N-acetylcysteine Reverses Cardiac Dysfunction Caused by Behavioral Stress.

This was news to me, but severe emotional stress can cause heart problems severe enough to put you in the hospital. Most of the patients were older, in their 60s, and most were women.

The following excerpt shows that n-acetylcysteine reverses this phenomenon.

N-acetylcysteine Reverses Cardiac Myocyte Dysfunction in a Rodent Model of Behavioral Stress.
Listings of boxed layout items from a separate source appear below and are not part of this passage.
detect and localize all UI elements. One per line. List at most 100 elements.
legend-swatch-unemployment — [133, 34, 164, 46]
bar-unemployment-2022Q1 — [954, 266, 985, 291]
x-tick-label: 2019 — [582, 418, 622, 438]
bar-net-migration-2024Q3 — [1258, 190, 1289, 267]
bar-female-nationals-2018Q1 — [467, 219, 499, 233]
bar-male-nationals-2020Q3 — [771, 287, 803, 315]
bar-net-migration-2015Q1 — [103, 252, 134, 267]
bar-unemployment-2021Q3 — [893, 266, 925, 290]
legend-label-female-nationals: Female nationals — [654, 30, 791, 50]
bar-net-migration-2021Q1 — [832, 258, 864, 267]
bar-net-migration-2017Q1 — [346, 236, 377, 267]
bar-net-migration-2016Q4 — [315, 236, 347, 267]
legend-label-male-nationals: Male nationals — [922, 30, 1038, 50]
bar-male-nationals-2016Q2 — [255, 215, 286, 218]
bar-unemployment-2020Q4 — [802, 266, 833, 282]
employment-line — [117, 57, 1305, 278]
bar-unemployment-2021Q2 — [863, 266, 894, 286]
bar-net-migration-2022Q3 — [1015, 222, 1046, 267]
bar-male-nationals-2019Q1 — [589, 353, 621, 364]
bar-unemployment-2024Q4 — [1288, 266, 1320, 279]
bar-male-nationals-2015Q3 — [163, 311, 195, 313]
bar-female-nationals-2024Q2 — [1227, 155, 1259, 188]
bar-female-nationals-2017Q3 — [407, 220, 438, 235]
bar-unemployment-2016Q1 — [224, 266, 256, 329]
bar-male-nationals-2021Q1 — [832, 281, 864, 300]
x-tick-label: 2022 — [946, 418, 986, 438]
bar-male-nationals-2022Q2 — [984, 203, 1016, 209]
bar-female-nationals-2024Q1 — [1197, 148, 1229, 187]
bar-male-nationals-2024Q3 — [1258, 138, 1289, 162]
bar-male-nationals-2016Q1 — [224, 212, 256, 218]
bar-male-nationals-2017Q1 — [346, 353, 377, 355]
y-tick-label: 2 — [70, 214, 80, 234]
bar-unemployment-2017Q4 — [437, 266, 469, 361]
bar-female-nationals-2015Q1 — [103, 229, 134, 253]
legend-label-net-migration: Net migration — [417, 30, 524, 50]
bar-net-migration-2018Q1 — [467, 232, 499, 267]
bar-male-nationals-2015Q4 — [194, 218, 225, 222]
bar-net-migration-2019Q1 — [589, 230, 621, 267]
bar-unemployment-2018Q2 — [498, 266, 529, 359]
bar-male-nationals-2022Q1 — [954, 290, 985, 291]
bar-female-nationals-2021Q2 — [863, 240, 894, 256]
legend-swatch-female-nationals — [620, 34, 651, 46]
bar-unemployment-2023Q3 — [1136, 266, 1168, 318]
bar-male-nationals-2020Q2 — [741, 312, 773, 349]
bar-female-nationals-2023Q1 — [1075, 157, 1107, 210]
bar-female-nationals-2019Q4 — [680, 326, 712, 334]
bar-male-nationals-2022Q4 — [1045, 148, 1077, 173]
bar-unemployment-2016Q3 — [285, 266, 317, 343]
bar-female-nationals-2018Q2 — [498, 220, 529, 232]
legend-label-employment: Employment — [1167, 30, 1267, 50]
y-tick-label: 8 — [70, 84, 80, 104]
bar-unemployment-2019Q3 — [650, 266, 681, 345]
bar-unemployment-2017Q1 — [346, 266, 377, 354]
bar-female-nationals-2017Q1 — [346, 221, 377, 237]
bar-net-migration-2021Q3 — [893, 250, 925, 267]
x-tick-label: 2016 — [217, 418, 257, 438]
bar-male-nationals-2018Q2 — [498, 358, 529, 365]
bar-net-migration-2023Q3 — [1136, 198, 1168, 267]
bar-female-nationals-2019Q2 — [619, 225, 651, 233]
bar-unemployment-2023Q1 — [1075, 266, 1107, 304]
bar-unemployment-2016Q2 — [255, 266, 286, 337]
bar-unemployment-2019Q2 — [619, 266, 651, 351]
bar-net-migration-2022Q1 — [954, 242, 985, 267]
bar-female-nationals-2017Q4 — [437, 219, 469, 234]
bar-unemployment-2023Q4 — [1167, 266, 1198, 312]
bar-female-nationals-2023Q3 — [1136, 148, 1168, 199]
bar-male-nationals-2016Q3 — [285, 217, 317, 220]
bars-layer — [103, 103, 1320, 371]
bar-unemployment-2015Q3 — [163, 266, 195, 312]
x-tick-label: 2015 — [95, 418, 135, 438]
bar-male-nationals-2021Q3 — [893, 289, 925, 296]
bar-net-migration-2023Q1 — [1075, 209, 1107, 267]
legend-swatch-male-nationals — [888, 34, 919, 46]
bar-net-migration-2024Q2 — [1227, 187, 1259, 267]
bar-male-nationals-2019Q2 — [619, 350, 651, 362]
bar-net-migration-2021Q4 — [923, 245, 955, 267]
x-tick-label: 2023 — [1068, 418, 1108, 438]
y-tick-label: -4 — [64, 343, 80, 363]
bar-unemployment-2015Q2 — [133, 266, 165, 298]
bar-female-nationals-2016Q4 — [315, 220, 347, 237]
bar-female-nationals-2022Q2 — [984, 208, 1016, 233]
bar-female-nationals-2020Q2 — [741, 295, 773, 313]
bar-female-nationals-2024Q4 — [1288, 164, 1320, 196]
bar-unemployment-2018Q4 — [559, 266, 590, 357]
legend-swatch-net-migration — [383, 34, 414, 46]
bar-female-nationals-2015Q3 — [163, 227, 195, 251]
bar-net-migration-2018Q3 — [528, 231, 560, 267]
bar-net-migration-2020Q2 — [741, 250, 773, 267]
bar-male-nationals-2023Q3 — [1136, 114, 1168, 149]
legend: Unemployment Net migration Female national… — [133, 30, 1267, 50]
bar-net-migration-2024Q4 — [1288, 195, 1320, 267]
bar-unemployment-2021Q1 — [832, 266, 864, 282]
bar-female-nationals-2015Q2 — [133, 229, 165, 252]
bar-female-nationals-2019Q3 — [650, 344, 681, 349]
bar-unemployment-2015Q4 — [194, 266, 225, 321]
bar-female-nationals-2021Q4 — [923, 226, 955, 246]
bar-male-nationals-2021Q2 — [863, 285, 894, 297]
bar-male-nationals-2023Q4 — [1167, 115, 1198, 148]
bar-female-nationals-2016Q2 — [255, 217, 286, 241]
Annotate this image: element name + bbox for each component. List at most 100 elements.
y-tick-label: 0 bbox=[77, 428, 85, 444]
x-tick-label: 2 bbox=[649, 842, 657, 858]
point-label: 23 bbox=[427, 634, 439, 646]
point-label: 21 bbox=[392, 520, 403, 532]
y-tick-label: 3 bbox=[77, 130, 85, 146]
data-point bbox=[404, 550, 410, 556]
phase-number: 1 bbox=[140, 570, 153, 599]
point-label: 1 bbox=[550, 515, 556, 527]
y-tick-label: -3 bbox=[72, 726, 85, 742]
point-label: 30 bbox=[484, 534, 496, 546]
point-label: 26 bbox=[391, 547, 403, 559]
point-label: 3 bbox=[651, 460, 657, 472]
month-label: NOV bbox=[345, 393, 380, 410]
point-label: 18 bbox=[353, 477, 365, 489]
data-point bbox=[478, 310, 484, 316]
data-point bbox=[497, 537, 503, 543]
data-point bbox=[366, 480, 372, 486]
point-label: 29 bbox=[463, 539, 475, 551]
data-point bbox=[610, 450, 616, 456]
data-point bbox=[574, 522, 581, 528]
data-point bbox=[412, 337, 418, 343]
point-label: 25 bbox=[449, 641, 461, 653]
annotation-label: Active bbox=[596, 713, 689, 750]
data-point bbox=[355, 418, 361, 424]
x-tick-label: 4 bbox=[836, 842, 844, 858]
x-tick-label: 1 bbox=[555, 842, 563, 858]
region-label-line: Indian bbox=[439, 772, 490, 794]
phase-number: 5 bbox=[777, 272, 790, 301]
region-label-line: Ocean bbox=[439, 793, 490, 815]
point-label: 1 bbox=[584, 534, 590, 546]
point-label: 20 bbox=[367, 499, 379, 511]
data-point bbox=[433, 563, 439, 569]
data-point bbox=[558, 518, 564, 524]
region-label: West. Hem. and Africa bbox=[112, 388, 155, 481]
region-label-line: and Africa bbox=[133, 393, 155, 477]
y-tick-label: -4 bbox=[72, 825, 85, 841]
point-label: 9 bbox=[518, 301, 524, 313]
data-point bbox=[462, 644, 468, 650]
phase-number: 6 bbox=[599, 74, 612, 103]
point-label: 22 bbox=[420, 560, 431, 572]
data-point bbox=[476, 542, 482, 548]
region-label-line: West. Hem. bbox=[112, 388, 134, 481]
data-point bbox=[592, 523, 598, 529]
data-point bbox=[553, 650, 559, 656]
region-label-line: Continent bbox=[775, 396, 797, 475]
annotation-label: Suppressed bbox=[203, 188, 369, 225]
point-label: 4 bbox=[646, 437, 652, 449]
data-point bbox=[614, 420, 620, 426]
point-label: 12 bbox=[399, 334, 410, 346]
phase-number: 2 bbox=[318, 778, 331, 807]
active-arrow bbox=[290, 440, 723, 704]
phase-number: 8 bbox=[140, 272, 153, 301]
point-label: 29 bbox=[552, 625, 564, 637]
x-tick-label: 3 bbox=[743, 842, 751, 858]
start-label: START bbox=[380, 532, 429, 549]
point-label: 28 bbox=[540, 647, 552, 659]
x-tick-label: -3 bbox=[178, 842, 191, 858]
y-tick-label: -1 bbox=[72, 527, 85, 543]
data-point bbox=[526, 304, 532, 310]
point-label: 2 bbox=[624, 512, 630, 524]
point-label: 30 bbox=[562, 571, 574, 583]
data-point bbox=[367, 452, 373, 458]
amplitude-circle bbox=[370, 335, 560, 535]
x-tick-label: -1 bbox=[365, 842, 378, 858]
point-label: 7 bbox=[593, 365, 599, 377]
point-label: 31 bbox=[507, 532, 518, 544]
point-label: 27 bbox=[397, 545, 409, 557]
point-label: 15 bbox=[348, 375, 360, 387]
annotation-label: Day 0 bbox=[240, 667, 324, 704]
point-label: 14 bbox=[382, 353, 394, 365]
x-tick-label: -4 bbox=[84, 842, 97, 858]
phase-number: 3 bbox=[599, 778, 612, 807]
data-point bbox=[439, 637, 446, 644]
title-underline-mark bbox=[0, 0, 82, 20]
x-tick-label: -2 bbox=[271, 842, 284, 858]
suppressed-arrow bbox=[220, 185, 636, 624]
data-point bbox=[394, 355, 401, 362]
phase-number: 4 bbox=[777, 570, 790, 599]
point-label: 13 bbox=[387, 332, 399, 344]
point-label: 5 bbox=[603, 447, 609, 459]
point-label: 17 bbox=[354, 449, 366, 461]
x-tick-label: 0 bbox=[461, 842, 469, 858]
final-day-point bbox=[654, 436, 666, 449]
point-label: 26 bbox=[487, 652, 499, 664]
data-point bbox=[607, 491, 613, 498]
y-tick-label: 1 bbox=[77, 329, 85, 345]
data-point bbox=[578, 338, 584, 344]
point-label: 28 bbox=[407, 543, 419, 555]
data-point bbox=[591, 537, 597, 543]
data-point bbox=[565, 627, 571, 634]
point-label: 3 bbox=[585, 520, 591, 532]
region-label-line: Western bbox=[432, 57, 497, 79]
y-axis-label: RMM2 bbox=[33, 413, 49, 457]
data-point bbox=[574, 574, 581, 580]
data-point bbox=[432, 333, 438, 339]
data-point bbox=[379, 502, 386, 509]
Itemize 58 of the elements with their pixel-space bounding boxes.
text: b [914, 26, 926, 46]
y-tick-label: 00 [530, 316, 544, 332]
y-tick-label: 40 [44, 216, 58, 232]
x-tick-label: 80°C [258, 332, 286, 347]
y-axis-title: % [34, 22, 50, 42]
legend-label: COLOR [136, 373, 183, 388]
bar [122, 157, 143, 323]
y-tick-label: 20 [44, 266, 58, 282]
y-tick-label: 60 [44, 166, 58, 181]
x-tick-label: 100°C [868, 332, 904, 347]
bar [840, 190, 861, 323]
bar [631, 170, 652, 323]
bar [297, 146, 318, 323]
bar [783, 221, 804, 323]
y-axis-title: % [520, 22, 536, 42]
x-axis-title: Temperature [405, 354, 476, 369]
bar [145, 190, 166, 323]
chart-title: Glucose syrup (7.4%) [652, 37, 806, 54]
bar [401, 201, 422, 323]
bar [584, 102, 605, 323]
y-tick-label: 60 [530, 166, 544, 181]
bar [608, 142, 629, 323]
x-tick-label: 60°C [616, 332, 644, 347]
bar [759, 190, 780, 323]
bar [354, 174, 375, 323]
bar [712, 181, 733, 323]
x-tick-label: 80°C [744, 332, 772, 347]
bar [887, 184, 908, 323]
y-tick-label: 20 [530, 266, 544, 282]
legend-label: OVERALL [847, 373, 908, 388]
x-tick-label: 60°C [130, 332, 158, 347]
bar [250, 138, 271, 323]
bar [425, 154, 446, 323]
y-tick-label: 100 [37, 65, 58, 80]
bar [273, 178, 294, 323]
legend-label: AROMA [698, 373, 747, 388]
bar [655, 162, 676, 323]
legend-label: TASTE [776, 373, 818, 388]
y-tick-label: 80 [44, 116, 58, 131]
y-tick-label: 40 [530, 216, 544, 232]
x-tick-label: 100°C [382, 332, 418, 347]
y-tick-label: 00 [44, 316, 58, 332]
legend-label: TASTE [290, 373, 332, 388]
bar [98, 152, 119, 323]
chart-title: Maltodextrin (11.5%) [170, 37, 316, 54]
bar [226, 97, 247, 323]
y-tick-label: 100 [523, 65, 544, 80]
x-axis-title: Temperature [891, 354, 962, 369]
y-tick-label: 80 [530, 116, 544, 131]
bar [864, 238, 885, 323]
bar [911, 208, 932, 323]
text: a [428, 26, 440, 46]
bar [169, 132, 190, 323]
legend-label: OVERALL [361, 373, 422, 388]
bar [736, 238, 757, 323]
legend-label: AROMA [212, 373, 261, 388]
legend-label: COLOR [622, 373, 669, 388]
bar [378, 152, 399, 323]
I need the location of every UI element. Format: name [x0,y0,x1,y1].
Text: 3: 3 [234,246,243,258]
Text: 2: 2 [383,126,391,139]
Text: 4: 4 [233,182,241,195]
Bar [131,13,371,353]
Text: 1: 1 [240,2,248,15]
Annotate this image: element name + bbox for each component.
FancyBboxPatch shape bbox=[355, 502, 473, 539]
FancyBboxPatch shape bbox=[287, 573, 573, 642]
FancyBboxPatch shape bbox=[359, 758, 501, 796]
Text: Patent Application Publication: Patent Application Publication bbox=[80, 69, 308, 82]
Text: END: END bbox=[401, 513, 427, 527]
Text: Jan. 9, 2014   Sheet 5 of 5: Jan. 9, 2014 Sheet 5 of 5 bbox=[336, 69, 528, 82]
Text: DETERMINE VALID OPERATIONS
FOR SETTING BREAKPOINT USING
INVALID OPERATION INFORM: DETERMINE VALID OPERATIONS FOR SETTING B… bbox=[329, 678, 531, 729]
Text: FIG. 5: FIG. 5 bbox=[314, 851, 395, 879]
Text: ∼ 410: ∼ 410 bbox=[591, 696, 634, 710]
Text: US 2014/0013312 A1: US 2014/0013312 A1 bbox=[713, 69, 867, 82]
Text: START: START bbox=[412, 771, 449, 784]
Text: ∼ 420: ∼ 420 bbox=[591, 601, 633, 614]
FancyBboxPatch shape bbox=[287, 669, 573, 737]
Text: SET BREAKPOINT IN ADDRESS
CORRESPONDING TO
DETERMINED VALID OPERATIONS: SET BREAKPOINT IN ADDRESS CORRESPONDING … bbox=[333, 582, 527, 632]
Compelling clinical reports reveal that behavioral stress alone is sufficient to cause reversible myocardial dysfunction in selected individuals. We developed a rodent stress cardiomyopathy model by a combination of pre-natal and post-natal behavioral stresses (Stress). We previously reported a decrease in % FS by echo, both systolic and diastolic dysfunction by catheter-based hemodynamics, as well as attenuated hemodynamic and inotropic responses to the beta adrenergic agonist, isoproterenol (ISO) in Stress compared with matched Controls. We now report enhanced catecholamine responses to behavioral stress as evidenced by increased circulating plasma levels of norepinephrine (p<0.01) and epinephrine (p<0.01) in Stress vs Controls. Cardiac myocytes isolated from Stress also reveal evidence of oxidative stress as indicated by decreased ATP, increased GSSG and decreased GSH/GSSG ratio in the presence of increased glutathione peroxidase (GPX) and catalase activities (p<0.01, for each). We also report blunted inotropic and [Ca2+]i responses to extracellular Ca2+ ([Ca2+]out ; p<0.05) as well as altered inotropic responses to the intracellular calcium regulator, caffeine (20mM; p<0.01). Treatment of cardiac myocytes with NAC (10-3 M) normalized calcium handling in response to ISO and [Ca2+]out and inotropic response to caffeine (p<0.01, for each). NAC also attenuated the blunted inotropic response to ISO and Ca2+ (p<0.01, for each). Surprisingly, NAC did not reverse the changes in GSH, GSSG or GSH/GSSG ratio. These data support a glutathione-independent salutary effect of NAC on intracellular calcium signaling in this rodent model of stress-induced cardiomyopathy.